Sylvaine also has her own issues with self-narratives and identity. She is a Ferral, a beast-person, discriminated against her whole life. Ideally, she might find pride and security in her identity, and create a positive self-narrative, but she is unable to. Instead, she seeks to reject her Ferral-ness and prove, to the world and herself, that she is something more. This self-defense mechanism has found its focus in Ætheric Engineering. Ferrals are stereotypically considered primitive and simple. Engineering is the exact opposite of that, civilized and intelligent. She believes subconsciously that if she can just become an engineer, that will prove she is not just a mere bestial Ferral. She believes it will prove, to the world and herself, that she is deserving of respect and dignity. That’s not to say her interest in engineering is not genuine. She does actually love engineering, but her obsession is colored with a desperate self-loathing brought on by years of bullying and discrimination. Of course, this is what makes her inability to control æther so devastating, it’s not just the death of a dream, in an assault on the identity she is trying to claim, a cut into an old and deep wound. She keeps trying again and again to become an engineer, each failure just building more self-loathing, and as her desperation grows, as does her willingness to make questionable decisions if she thinks it might make her a real engineer.
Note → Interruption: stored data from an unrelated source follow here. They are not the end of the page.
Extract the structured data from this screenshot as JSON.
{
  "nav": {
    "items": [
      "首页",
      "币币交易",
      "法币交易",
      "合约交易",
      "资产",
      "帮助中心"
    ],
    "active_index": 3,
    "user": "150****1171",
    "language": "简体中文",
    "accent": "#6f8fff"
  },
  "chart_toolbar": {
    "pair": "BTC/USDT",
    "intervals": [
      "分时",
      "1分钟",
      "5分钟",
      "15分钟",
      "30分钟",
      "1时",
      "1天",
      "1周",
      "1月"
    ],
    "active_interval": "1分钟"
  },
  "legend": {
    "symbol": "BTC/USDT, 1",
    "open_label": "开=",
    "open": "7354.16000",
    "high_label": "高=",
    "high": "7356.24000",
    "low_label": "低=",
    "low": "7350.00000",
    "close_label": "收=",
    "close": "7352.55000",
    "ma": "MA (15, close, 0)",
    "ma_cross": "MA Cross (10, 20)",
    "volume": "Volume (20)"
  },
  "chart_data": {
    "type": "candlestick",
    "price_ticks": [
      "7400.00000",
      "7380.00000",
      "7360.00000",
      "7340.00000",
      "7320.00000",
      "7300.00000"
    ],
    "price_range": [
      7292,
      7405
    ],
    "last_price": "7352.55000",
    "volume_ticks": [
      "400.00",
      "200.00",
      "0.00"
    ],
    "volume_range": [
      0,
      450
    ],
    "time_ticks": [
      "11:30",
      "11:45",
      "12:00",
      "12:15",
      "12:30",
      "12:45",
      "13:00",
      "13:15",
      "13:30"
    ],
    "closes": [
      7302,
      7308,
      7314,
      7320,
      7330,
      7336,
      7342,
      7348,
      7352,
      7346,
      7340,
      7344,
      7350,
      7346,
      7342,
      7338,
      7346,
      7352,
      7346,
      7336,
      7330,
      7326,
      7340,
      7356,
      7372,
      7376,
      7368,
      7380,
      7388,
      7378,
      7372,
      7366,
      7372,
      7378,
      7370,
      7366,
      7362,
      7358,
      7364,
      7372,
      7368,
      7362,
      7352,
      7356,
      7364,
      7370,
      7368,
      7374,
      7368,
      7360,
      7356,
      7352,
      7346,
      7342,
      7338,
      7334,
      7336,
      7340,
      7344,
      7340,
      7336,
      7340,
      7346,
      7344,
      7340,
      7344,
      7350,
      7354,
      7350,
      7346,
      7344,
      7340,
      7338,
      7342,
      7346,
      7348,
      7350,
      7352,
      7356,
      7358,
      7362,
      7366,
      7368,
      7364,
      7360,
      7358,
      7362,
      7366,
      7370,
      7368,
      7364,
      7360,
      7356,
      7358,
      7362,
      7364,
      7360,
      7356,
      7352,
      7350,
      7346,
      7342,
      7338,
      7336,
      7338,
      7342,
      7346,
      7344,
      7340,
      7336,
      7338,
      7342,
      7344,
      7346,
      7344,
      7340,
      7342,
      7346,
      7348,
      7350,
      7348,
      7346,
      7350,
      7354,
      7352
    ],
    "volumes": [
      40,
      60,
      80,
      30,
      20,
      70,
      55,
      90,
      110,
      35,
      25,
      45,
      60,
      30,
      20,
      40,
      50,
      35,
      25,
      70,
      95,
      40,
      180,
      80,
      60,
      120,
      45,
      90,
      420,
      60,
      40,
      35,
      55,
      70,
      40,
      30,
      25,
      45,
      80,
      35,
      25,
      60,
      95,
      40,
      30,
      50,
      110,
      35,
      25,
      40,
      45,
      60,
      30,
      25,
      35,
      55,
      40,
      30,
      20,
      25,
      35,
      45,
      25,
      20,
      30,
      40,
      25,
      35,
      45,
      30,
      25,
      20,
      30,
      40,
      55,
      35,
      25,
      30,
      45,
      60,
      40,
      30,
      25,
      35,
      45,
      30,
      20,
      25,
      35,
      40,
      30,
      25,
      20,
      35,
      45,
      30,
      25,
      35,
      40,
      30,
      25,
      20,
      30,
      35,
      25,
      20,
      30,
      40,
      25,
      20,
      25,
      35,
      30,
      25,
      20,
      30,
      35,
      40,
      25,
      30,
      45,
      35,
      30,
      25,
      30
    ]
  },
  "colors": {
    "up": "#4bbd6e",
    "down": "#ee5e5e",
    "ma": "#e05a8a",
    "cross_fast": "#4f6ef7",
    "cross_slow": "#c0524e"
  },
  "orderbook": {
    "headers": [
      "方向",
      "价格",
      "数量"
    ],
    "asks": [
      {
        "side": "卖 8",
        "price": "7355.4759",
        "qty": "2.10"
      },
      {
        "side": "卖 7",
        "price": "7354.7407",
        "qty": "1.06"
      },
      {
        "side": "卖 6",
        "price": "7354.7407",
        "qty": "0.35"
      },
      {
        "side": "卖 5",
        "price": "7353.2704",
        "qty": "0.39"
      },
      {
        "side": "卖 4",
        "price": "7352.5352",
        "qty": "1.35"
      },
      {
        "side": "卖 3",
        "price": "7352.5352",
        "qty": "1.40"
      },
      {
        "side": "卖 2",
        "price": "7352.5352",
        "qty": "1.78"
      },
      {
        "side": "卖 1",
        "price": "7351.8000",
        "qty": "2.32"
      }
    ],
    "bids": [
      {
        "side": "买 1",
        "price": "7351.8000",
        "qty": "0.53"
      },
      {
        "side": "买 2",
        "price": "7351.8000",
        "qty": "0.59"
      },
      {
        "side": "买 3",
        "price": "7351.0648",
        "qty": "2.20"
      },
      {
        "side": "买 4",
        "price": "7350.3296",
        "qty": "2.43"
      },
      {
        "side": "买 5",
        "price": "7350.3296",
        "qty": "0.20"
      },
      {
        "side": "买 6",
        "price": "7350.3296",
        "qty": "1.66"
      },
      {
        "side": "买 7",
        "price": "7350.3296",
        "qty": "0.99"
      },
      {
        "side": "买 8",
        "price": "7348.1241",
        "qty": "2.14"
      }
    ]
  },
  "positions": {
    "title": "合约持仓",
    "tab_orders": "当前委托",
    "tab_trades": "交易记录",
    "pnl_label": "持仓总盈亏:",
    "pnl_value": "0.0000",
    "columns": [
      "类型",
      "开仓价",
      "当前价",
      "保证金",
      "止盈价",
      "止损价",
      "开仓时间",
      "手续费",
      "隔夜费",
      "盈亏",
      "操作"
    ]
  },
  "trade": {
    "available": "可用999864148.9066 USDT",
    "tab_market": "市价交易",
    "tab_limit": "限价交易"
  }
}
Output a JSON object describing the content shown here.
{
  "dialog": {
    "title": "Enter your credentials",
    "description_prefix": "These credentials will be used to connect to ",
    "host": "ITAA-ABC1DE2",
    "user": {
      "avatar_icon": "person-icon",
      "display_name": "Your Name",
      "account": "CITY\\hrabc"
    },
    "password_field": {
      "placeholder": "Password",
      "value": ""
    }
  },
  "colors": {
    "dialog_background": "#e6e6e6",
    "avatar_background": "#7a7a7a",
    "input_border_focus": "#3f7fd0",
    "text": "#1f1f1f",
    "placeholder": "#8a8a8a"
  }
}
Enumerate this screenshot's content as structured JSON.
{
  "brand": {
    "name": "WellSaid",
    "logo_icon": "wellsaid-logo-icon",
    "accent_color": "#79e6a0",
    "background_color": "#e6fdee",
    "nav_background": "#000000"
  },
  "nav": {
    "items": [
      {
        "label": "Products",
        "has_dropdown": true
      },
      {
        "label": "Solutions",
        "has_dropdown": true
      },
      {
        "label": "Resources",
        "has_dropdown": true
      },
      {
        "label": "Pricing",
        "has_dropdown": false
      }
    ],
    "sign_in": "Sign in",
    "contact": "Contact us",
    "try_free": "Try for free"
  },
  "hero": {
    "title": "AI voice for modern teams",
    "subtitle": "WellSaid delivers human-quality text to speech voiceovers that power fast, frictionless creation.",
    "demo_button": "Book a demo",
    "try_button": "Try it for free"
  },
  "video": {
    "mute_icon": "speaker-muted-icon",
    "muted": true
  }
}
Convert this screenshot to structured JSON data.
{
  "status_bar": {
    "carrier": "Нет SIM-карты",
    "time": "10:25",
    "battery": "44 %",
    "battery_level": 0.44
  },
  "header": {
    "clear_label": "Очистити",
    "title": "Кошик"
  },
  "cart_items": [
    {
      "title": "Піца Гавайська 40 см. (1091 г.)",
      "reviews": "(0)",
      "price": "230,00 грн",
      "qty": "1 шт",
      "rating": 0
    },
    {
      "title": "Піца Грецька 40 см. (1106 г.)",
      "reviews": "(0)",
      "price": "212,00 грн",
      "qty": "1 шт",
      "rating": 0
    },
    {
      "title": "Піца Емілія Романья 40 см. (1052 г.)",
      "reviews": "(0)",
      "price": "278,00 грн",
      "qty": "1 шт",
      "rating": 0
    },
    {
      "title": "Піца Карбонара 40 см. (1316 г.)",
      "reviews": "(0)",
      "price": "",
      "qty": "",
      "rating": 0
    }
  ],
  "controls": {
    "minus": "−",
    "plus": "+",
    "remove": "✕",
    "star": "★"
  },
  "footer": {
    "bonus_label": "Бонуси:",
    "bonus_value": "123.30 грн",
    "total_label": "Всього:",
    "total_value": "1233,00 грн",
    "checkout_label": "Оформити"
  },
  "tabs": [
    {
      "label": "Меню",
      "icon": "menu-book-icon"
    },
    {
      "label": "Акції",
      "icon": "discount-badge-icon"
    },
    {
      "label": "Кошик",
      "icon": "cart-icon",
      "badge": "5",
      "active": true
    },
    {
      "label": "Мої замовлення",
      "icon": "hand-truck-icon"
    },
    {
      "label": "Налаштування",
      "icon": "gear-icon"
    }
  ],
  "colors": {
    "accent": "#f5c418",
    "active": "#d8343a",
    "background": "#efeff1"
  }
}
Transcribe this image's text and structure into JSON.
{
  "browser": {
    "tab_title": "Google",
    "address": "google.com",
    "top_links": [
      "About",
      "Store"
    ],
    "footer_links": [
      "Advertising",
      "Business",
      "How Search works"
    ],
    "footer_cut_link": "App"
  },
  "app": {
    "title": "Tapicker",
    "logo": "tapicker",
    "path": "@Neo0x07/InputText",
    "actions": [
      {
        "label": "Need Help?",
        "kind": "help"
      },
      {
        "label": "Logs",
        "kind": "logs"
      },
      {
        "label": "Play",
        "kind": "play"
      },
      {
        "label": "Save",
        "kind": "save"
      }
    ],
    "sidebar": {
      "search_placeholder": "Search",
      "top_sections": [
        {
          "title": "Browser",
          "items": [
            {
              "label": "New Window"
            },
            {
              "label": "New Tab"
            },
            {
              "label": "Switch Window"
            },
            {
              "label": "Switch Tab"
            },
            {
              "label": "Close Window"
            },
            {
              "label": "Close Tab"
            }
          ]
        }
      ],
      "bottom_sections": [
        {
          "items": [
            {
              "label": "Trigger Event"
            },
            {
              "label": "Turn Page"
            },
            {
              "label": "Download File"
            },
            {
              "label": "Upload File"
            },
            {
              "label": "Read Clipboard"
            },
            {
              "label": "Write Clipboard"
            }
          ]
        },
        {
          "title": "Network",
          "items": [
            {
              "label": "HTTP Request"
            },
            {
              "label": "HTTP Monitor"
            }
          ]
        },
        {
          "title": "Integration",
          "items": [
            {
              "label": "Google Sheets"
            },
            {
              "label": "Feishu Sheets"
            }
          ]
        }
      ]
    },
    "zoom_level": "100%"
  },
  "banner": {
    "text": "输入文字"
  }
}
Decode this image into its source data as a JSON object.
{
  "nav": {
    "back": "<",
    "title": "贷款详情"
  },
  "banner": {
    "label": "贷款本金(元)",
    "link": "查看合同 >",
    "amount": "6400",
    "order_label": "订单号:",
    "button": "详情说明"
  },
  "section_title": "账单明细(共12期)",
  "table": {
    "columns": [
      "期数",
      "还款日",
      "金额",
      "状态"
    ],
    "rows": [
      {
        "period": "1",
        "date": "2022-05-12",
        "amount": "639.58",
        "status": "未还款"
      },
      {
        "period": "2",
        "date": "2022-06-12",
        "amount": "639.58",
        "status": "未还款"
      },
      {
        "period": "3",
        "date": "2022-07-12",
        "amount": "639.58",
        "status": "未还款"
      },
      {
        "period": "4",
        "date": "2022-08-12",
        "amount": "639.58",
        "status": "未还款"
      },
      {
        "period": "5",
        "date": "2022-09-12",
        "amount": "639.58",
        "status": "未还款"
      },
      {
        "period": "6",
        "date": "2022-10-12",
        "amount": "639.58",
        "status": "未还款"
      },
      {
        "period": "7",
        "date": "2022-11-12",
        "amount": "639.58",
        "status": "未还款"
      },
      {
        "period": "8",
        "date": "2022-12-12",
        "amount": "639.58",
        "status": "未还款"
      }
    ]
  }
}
Of course, its not just enough for these characters to have flaws, to have contradictions in their self-narratives, but these flaws need to manifest as actual conflicts in the plot. (I mean you could have a fully internal narrative, that might be interesting, but genre conventions for fantasy mean that at some point, something in the world has to change in meaningful and usually violent ways). So in comes Lazarus Roache, who, unlike the protagonists, is not trying in the least to be a good person. He is able to manipulate the protagonists not through simple threats or bribery, but by playing on their self-narratives, and their desperation to be the person they think they are.
So then the tension of the story becomes two-fold. 1) Will my protagonists defeat the villains. And 2) Will my protagonists be able to work through the inner contradictions own sense of self? But these two conflicts are interconnected, failing to stop the villains can push them deeper into holes of their own psyche, while these flaws can in turn prevent them from effectively fighting the villain. To resolve the external conflict, they have to overcome their internal ones, and those are often much more complex and difficult to face. And I think, also more interesting to read about.